Dear Mochi: Our New Advice Column on Relationships, College, and More
We had such great response to our last relationship issue that we decided to start a regular advice column on all things love, romance, college-related, and more. Send us your questions at email@example.com, we’d love to hear from you. This first column will focus solely on relationship issues—moving too quickly, bad hygiene habits, and dealing with shy guys, but we’re help to help for anything that’s on your mind.
My boyfriend moves a little faster than I do, and I would just like to take things slow. We have only been dating for two months, but sometimes I notice he looks a little “hopeless” when I reject him, and then I almost feel guilty… what to do, Mochi?
Every relationship will test your boundaries, but a good partner will respect your feelings and what you’re comfortable with. You should never feel guilty about turning down advances that make you ununcomfortable, so continue to hold your ground. Make sure you directly express that you feel like he’s taking things too far too quickly, being clear that you’re not playing hard to get and that your resistance is not flirtation. He needs to understand that no means no and that you’re in control of your own body.
You should also call him out on his “hopeless” face and let him know that he shouldn’t be trying to make you feel like you’re disappointing him. It’s possible that he isn’t aware of how that expression makes you feel. Either way, remind him that guilt-tripping someone isn’t respecting how they feel.
As time progresses, you might question how far you actually want to go, but when it comes down to it, trust your gut. More importantly, if he doesn’t get the above concepts, then you should end the relationship before things escalate.
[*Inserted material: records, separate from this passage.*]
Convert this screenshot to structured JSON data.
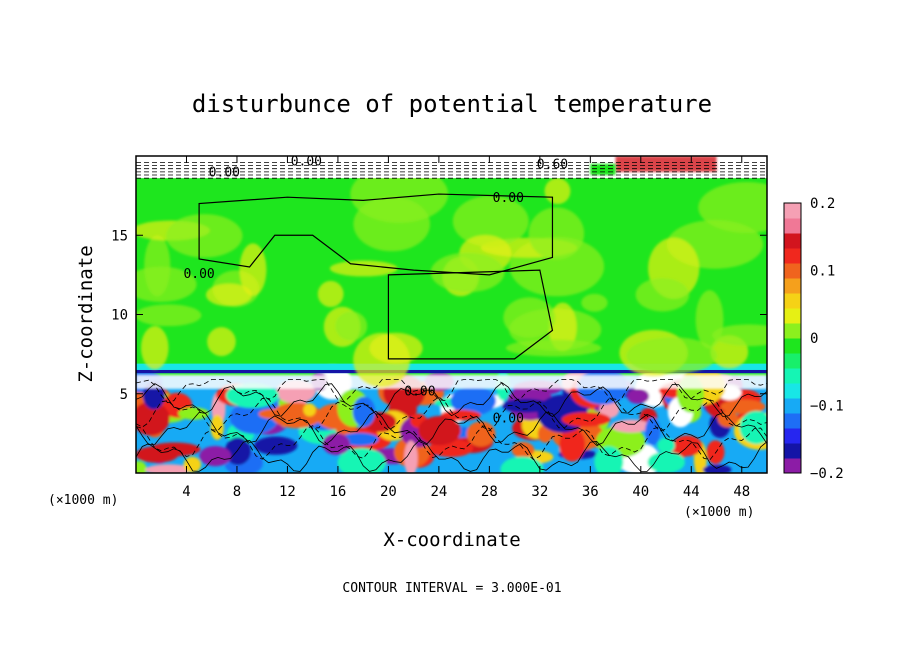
{
  "chart_data": {
    "type": "heatmap",
    "title": "disturbunce of potential temperature",
    "xlabel": "X-coordinate",
    "ylabel": "Z-coordinate",
    "x_unit": "(×1000 m)",
    "y_unit": "(×1000 m)",
    "xlim": [
      0,
      50
    ],
    "ylim": [
      0,
      20
    ],
    "x_ticks": [
      4,
      8,
      12,
      16,
      20,
      24,
      28,
      32,
      36,
      40,
      44,
      48
    ],
    "y_ticks": [
      5,
      10,
      15
    ],
    "colorbar": {
      "vmin": -0.2,
      "vmax": 0.2,
      "tick_values": [
        0.2,
        0.1,
        0,
        -0.1,
        -0.2
      ],
      "tick_labels": [
        "0.2",
        "0.1",
        "0",
        "−0.1",
        "−0.2"
      ],
      "colors": [
        "#8c1ca6",
        "#1414a6",
        "#2626f0",
        "#1e6ef5",
        "#17aaf5",
        "#18e6e6",
        "#15f5b4",
        "#18ef6a",
        "#1ee61e",
        "#8cf01e",
        "#e6f014",
        "#f5d216",
        "#f5a01c",
        "#f0641e",
        "#f0281e",
        "#d2141e",
        "#f07896",
        "#f5a0b4"
      ]
    },
    "contour_labels": [
      "0.00",
      "0.00",
      "0.60",
      "0.00",
      "0.00",
      "0.00",
      "0.00"
    ],
    "footer": "CONTOUR INTERVAL = 3.000E-01",
    "regions": [
      {
        "z_range": [
          18.5,
          20
        ],
        "description_value": "mixed, near 0 with strong gradients"
      },
      {
        "z_range": [
          6.5,
          18.5
        ],
        "value": 0.0
      },
      {
        "z_range": [
          6.0,
          6.6
        ],
        "value": -0.08
      },
      {
        "z_range": [
          0,
          6.0
        ],
        "value_range": [
          -0.2,
          0.2
        ]
      }
    ],
    "grid": false
  }
}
And if you ever find yourself in a situation where you feel hurt, pressured, or confused, most universities offer on-campus sexual assault response and prevention centers where you can talk to professionals for support. You can also check out rainn.org, a good resource information on staying safe that offers 24/7 national and online hotlines.
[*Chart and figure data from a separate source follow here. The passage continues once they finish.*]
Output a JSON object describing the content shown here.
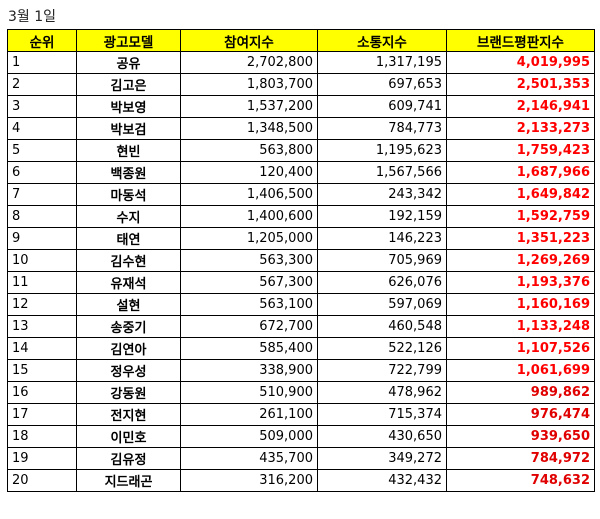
{
  "caption": "3월 1일",
  "colors": {
    "header_bg": "#ffff00",
    "index_text": "#ff0000",
    "index_text_dark": "#e00000"
  },
  "headers": [
    "순위",
    "광고모델",
    "참여지수",
    "소통지수",
    "브랜드평판지수"
  ],
  "rows": [
    {
      "rank": "1",
      "name": "공유",
      "participation": "2,702,800",
      "communication": "1,317,195",
      "brand_index": "4,019,995"
    },
    {
      "rank": "2",
      "name": "김고은",
      "participation": "1,803,700",
      "communication": "697,653",
      "brand_index": "2,501,353"
    },
    {
      "rank": "3",
      "name": "박보영",
      "participation": "1,537,200",
      "communication": "609,741",
      "brand_index": "2,146,941"
    },
    {
      "rank": "4",
      "name": "박보검",
      "participation": "1,348,500",
      "communication": "784,773",
      "brand_index": "2,133,273"
    },
    {
      "rank": "5",
      "name": "현빈",
      "participation": "563,800",
      "communication": "1,195,623",
      "brand_index": "1,759,423"
    },
    {
      "rank": "6",
      "name": "백종원",
      "participation": "120,400",
      "communication": "1,567,566",
      "brand_index": "1,687,966"
    },
    {
      "rank": "7",
      "name": "마동석",
      "participation": "1,406,500",
      "communication": "243,342",
      "brand_index": "1,649,842"
    },
    {
      "rank": "8",
      "name": "수지",
      "participation": "1,400,600",
      "communication": "192,159",
      "brand_index": "1,592,759"
    },
    {
      "rank": "9",
      "name": "태연",
      "participation": "1,205,000",
      "communication": "146,223",
      "brand_index": "1,351,223"
    },
    {
      "rank": "10",
      "name": "김수현",
      "participation": "563,300",
      "communication": "705,969",
      "brand_index": "1,269,269"
    },
    {
      "rank": "11",
      "name": "유재석",
      "participation": "567,300",
      "communication": "626,076",
      "brand_index": "1,193,376"
    },
    {
      "rank": "12",
      "name": "설현",
      "participation": "563,100",
      "communication": "597,069",
      "brand_index": "1,160,169"
    },
    {
      "rank": "13",
      "name": "송중기",
      "participation": "672,700",
      "communication": "460,548",
      "brand_index": "1,133,248"
    },
    {
      "rank": "14",
      "name": "김연아",
      "participation": "585,400",
      "communication": "522,126",
      "brand_index": "1,107,526"
    },
    {
      "rank": "15",
      "name": "정우성",
      "participation": "338,900",
      "communication": "722,799",
      "brand_index": "1,061,699"
    },
    {
      "rank": "16",
      "name": "강동원",
      "participation": "510,900",
      "communication": "478,962",
      "brand_index": "989,862"
    },
    {
      "rank": "17",
      "name": "전지현",
      "participation": "261,100",
      "communication": "715,374",
      "brand_index": "976,474"
    },
    {
      "rank": "18",
      "name": "이민호",
      "participation": "509,000",
      "communication": "430,650",
      "brand_index": "939,650"
    },
    {
      "rank": "19",
      "name": "김유정",
      "participation": "435,700",
      "communication": "349,272",
      "brand_index": "784,972"
    },
    {
      "rank": "20",
      "name": "지드래곤",
      "participation": "316,200",
      "communication": "432,432",
      "brand_index": "748,632"
    }
  ]
}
Help! My boyfriend has the worst habits. He farts and burps all the time, with no shame. He also never brushes his teeth, and often forgets to shower. He also does laundry only once a month—his room is a mess! I’m sorry to say it, but he’s just a really smelly and dirty guy. I never noticed this problem when we first started going out, but now it’s starting to really annoy (and disgust) me! What should I do?
If you haven’t already, you need to speak to your boyfriend about this. It’s unlikely for him to change his habits on his own, but it seems unlikely for your annoyance to go away without any change as well.
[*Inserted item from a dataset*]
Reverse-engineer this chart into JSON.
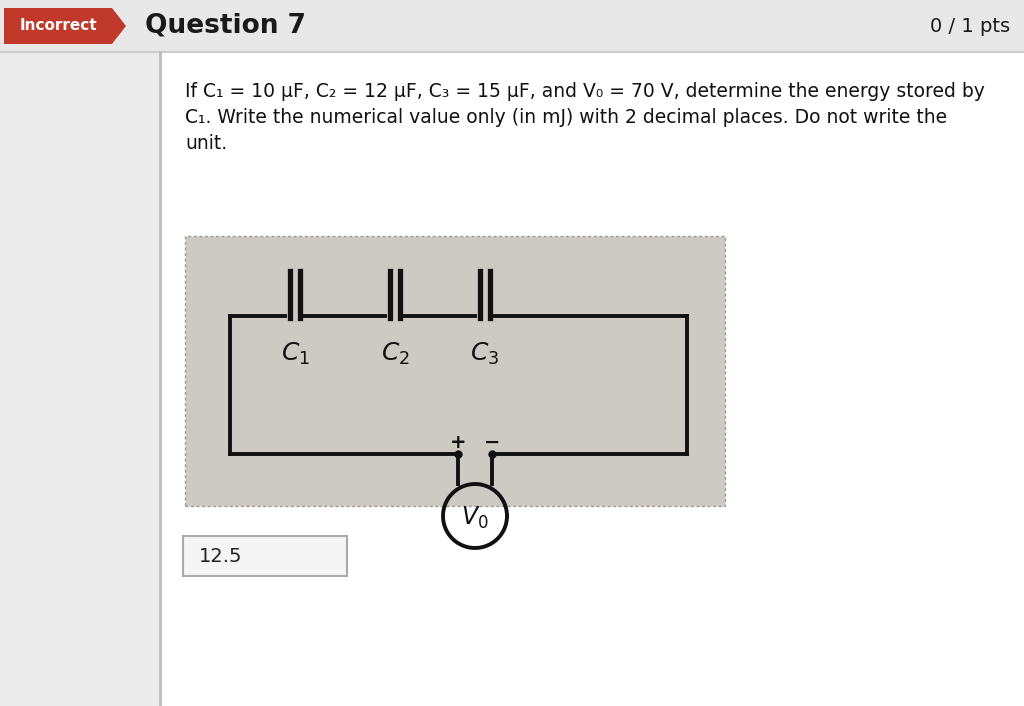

The best thing to do in this scenario may be to just be direct. He might feel upset and defensive, but simply let him know that you care about his well-being and personal health. Emphasize that open communication is key to a successful relationship, so you wanted to voice your concerns and hope that he can listen to what you’re saying.
In the end, it’s his responsibility to take care of his hygiene, not yours. You are, however, responsible for re-evaluating the situation if the problem persists. The average person farts 14 times and burps 5 to 10 times a day, so it may just be unfortunate that you’re there for too many of them. But if your boyfriend just doesn’t seem to care about habits like brushing his teeth or showering, there’s nothing you can do about it. In that case, because you should be with someone who doesn’t disgust or annoy you, you’d be better off with someone more mature.
I recently got out of a relationship. My ex and I both thought our relationship was not moving forward, but was instead turning more into a friendship. I think one factor that played a part in this was him being a person who keeps a lot to himself. I like to respect the space of an individual, so how do I get an introverted guy to open up to me?
Sometimes, getting a shy guy to open up to you is as simple as opening up yourself. Share your experiences or thoughts on a subject , and, if he doesn’t immediately respond, directly ask if he has similar (or opposing!) stories or opinions. Just be sure that you’re not using an aggressive tone or calling him out on being shy—he probably is already aware of that, and pointing his shyness out will lead to embarrassment that would further discourage sharing.
You can also introduce opportunities for him to open up indirectly. Next time you are both watching a movie, for example, ask him what he thinks of a character’s motivation. Discussing fictional characters may feel less risky than discussing his own personal perspectives, and you may be surprised to discover his own insight through his interpretation of these characters.
The important thing is to recognize and accept a shy guy for who he is—be encouraging and responsive to each small effort, but know that you may not be able to change someone who is simply not ready to change.